The Schoeller Group has taken over Signa Prime Luxembourg Sarl via shares that had been pledged as security for a loan now in default, according to filings to the Luxembourg business registry. A company owned by the industrialist family has separately requested merger clearance in Germany for the transaction.

The move by the family, which traces its lineage back to iron production in the 16th century, may potentially siphon off funds that could be used to pay back other investors of Rene Benko’s insolvent company.

The enforcement action relates to a €200 million ($214 million) loan Schoeller granted to Signa’s flagship luxury property unit in July 2023, which was secured with shares of subsidiaries that owned some of Signa’s most prominent buildings.
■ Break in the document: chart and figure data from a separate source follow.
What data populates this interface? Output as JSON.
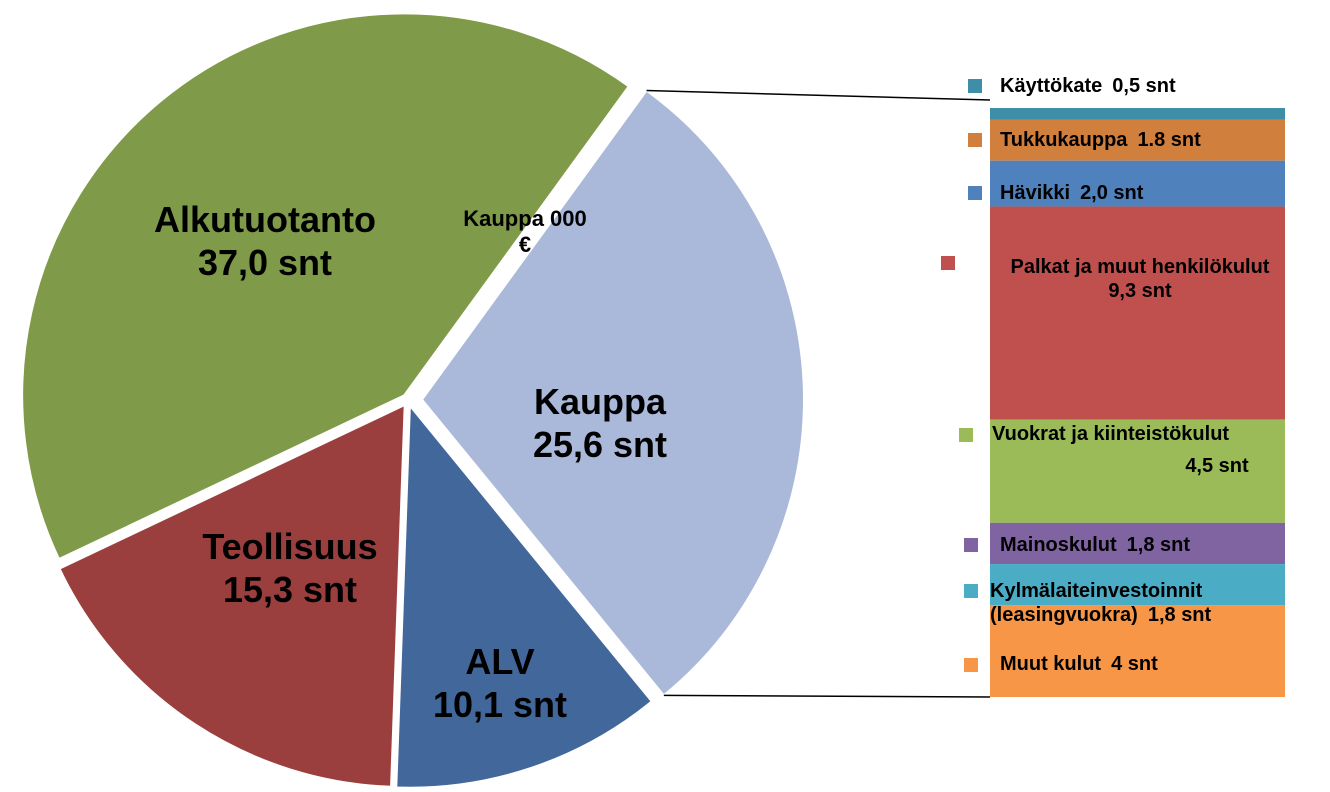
{
  "chart_data": {
    "type": "pie",
    "categories": [
      "Kauppa",
      "ALV",
      "Teollisuus",
      "Alkutuotanto"
    ],
    "values": [
      25.6,
      10.1,
      15.3,
      37.0
    ],
    "value_labels": [
      "25,6 snt",
      "10,1 snt",
      "15,3 snt",
      "37,0 snt"
    ],
    "colors": [
      "#aab9d9",
      "#41679b",
      "#9b3f3e",
      "#7f9a48"
    ],
    "annotation": "Kauppa 000 €",
    "breakdown": {
      "categories": [
        "Käyttökate",
        "Tukkukauppa",
        "Hävikki",
        "Palkat ja muut henkilökulut",
        "Vuokrat ja kiinteistökulut",
        "Mainoskulut",
        "Kylmälaiteinvestoinnit (leasingvuokra)",
        "Muut kulut"
      ],
      "values": [
        0.5,
        1.8,
        2.0,
        9.3,
        4.5,
        1.8,
        1.8,
        4
      ],
      "value_labels": [
        "0,5 snt",
        "1.8 snt",
        "2,0 snt",
        "9,3 snt",
        "4,5 snt",
        "1,8 snt",
        "1,8 snt",
        "4 snt"
      ],
      "colors": [
        "#3e8ea8",
        "#d07f3d",
        "#4f81bd",
        "#c0504d",
        "#9bbb59",
        "#8064a2",
        "#4bacc6",
        "#f79646"
      ]
    }
  }
}
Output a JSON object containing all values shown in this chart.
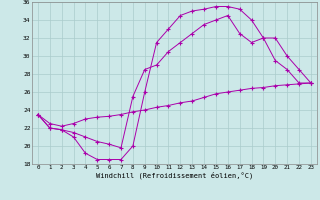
{
  "xlabel": "Windchill (Refroidissement éolien,°C)",
  "xlim": [
    -0.5,
    23.5
  ],
  "ylim": [
    18,
    36
  ],
  "yticks": [
    18,
    20,
    22,
    24,
    26,
    28,
    30,
    32,
    34,
    36
  ],
  "xticks": [
    0,
    1,
    2,
    3,
    4,
    5,
    6,
    7,
    8,
    9,
    10,
    11,
    12,
    13,
    14,
    15,
    16,
    17,
    18,
    19,
    20,
    21,
    22,
    23
  ],
  "bg_color": "#cce8e8",
  "line_color": "#aa00aa",
  "grid_color": "#aacccc",
  "line1_x": [
    0,
    1,
    2,
    3,
    4,
    5,
    6,
    7,
    8,
    9,
    10,
    11,
    12,
    13,
    14,
    15,
    16,
    17,
    18,
    19,
    20,
    21,
    22,
    23
  ],
  "line1_y": [
    23.5,
    22.0,
    21.8,
    21.0,
    19.2,
    18.5,
    18.5,
    18.5,
    20.0,
    26.0,
    31.5,
    33.0,
    34.5,
    35.0,
    35.2,
    35.5,
    35.5,
    35.2,
    34.0,
    32.0,
    29.5,
    28.5,
    27.0,
    27.0
  ],
  "line2_x": [
    0,
    1,
    2,
    3,
    4,
    5,
    6,
    7,
    8,
    9,
    10,
    11,
    12,
    13,
    14,
    15,
    16,
    17,
    18,
    19,
    20,
    21,
    22,
    23
  ],
  "line2_y": [
    23.5,
    22.0,
    21.8,
    21.5,
    21.0,
    20.5,
    20.2,
    19.8,
    25.5,
    28.5,
    29.0,
    30.5,
    31.5,
    32.5,
    33.5,
    34.0,
    34.5,
    32.5,
    31.5,
    32.0,
    32.0,
    30.0,
    28.5,
    27.0
  ],
  "line3_x": [
    0,
    1,
    2,
    3,
    4,
    5,
    6,
    7,
    8,
    9,
    10,
    11,
    12,
    13,
    14,
    15,
    16,
    17,
    18,
    19,
    20,
    21,
    22,
    23
  ],
  "line3_y": [
    23.5,
    22.5,
    22.2,
    22.5,
    23.0,
    23.2,
    23.3,
    23.5,
    23.8,
    24.0,
    24.3,
    24.5,
    24.8,
    25.0,
    25.4,
    25.8,
    26.0,
    26.2,
    26.4,
    26.5,
    26.7,
    26.8,
    26.9,
    27.0
  ],
  "figsize": [
    3.2,
    2.0
  ],
  "dpi": 100
}
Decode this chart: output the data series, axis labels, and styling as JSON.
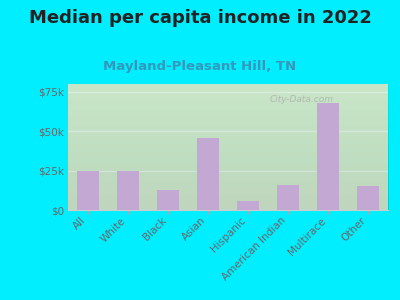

Liquidating Benko’s vast empire is proving to be challenging despite it owning highly-coveted properties such as London’s Selfridges department store and KaDeWe in Berlin. 

Some of the €20 billion in creditor claims are linked directly to buildings, but there’s also an array of intermediary company loans higher in the corporate structure — such as Schoeller’s — which trustees are grappling to untangle. 

The regulatory disclosures show Schoeller claiming the Luxembourg unit, which indirectly owns at least five department stores in Berlin, Munich, Hamburg and Stuttgart.

It wasn’t immediately clear whether Schoeller — which is active in the packaging, processing and real estate industries — had also acted on claims related to other Signa assets it had been pledged as a guarantee. 

A spokesperson for Signa Prime Selection AG’s insolvency administrator declined to comment. The Schoeller Group didn’t immediately respond to an email and call seeking comment.

Creditors of Signa Prime agreed to a restructuring in March that promises them at least 30% of their claims following an orderly sale of property assets.

Efforts by Signa Prime’s administrator to settle the Schoeller Group’s claims have faced obstacles in the past. Creditors rejected an initial deal to sell a portfolio of assets in March, Bloomberg previously reported. 

A more recent agreement to sell Italian assets to the family, including Hotel Bauer in Venice, has been complicated by investment fund King Street Capital Management, which has emerged as a shareholder in one of the hotel’s holding companies.